I see this pattern constantly, especially among thorough, well-intentioned designers: they start a new feature by cataloging every possible edge case. What if the user has no data? What if there are ten thousand items? What if the network drops? What if the label is 200 characters long?

These are valid questions. But they are the wrong starting point.

Why it matters

When you design for edge cases first, you end up with a product shaped by its exceptions rather than its purpose. The core experience -- the thing 90% of users will encounter 90% of the time -- gets distorted to accommodate scenarios that may rarely occur.

I have watched teams spend weeks agonizing over empty states before they had even defined what the full state looked like.
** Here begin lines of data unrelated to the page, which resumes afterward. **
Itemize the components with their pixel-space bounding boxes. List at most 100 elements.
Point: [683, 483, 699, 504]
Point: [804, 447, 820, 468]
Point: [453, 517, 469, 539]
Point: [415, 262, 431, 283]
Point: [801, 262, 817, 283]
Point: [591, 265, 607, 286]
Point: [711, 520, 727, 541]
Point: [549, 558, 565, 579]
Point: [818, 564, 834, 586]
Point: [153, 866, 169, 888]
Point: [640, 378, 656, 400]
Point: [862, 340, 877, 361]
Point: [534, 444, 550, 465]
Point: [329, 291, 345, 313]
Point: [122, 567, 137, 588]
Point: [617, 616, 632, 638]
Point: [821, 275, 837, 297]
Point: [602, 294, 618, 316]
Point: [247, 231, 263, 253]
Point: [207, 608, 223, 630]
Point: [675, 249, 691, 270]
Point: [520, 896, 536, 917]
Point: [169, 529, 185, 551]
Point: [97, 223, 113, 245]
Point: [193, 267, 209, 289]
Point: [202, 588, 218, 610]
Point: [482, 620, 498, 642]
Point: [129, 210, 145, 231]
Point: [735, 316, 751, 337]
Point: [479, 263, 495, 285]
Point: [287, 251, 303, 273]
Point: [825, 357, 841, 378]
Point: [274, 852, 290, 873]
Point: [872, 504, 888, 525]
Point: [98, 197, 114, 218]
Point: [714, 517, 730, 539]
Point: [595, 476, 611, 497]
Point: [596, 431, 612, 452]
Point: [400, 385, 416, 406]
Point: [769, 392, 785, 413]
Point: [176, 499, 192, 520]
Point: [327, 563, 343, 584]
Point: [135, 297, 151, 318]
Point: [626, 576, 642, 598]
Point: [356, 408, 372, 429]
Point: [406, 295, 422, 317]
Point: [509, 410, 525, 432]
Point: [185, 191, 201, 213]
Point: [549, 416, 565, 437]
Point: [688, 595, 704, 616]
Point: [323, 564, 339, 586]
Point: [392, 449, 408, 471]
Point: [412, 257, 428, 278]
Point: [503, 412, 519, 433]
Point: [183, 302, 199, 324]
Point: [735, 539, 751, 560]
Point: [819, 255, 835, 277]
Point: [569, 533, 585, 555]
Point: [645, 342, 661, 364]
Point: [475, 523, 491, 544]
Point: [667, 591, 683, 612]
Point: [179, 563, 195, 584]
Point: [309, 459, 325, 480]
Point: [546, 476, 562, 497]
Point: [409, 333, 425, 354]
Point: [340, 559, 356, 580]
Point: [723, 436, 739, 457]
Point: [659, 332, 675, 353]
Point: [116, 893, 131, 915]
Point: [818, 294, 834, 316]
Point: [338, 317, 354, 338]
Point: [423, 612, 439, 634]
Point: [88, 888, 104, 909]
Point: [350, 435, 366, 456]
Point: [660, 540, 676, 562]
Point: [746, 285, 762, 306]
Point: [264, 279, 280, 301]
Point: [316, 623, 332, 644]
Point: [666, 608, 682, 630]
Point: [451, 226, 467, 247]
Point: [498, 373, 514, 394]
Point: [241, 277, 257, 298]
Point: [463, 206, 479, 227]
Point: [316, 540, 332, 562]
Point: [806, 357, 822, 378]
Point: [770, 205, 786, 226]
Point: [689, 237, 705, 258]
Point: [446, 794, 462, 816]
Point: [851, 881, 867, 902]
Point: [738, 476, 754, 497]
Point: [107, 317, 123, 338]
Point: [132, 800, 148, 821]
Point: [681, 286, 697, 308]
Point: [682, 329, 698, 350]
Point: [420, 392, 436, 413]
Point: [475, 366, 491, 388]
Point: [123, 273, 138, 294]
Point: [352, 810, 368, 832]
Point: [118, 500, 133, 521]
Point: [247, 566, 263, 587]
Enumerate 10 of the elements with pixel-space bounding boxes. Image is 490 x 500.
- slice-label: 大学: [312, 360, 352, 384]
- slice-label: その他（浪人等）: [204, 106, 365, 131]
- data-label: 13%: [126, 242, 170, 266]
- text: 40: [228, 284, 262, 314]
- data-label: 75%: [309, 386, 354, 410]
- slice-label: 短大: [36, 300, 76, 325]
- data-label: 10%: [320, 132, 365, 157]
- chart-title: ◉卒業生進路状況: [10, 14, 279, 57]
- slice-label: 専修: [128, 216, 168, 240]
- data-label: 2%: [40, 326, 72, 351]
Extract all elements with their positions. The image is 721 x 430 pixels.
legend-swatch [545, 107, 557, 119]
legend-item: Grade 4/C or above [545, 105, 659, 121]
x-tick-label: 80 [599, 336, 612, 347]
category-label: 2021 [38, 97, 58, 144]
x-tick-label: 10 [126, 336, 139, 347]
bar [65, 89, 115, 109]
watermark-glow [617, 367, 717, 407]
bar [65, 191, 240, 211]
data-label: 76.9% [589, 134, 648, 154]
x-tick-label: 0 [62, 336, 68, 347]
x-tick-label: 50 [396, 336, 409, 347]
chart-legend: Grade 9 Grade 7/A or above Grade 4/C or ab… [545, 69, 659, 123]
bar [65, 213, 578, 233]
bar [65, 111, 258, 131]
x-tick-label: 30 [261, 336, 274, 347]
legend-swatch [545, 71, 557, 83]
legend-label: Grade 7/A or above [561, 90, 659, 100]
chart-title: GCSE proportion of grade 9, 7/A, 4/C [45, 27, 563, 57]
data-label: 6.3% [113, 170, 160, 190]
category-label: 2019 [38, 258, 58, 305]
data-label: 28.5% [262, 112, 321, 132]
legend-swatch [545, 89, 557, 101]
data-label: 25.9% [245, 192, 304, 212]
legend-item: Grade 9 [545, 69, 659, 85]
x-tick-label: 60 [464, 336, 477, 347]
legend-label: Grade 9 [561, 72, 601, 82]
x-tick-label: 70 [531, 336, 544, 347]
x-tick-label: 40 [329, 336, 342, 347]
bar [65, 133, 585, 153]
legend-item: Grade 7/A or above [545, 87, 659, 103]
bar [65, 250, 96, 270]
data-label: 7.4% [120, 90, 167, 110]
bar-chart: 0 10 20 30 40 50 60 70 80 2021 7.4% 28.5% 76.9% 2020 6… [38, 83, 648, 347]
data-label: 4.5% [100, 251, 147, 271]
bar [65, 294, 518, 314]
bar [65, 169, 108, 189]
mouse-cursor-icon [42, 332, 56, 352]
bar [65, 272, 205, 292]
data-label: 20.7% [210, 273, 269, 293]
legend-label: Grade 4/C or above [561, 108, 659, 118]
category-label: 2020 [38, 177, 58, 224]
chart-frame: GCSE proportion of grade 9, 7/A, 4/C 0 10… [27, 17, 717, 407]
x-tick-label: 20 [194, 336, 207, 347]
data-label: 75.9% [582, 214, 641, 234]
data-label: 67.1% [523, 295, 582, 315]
The result is always the same:

  • Bloated interfaces trying to handle every possible permutation
  • Delayed shipping because nothing ever feels "covered" enough
  • Confused priorities where the team cannot distinguish between critical and marginal

Design the highway before you design the guardrails.

The right sequence

Here is the sequence I push my teams to follow:

  1. Design the ideal state first. What does the experience look like when everything works as intended? This is your north star.
  2. Validate the core flow. Can a user accomplish the primary task without friction? Is the information hierarchy correct?
  3. Identify the highest-impact edge cases. Not all edge cases are equal. Which ones will users actually encounter? Which ones have serious consequences if mishandled?
  4. Design for those edge cases specifically. Address them with targeted solutions, not by warping the entire interface.
  5. Document the rest. Some edge cases can be handled with sensible defaults, error messages, or simply logged for later iteration.

The defense context

In defense technology, this discipline is even more critical. The operational scenarios are so varied and unpredictable that you could spend years trying to design for every possible situation. You cannot. Instead, you design for the most likely and most consequential scenarios, and you build systems that are resilient enough to handle the rest gracefully.

This is not cutting corners. It is strategic design -- knowing where to invest your finite attention.

A rule of thumb

If your Figma file has more edge case frames than core flow frames, something has gone sideways. Step back. Find the spine of the experience. Make that excellent. Then handle the edges.

The core experience is not a special case. It is the case.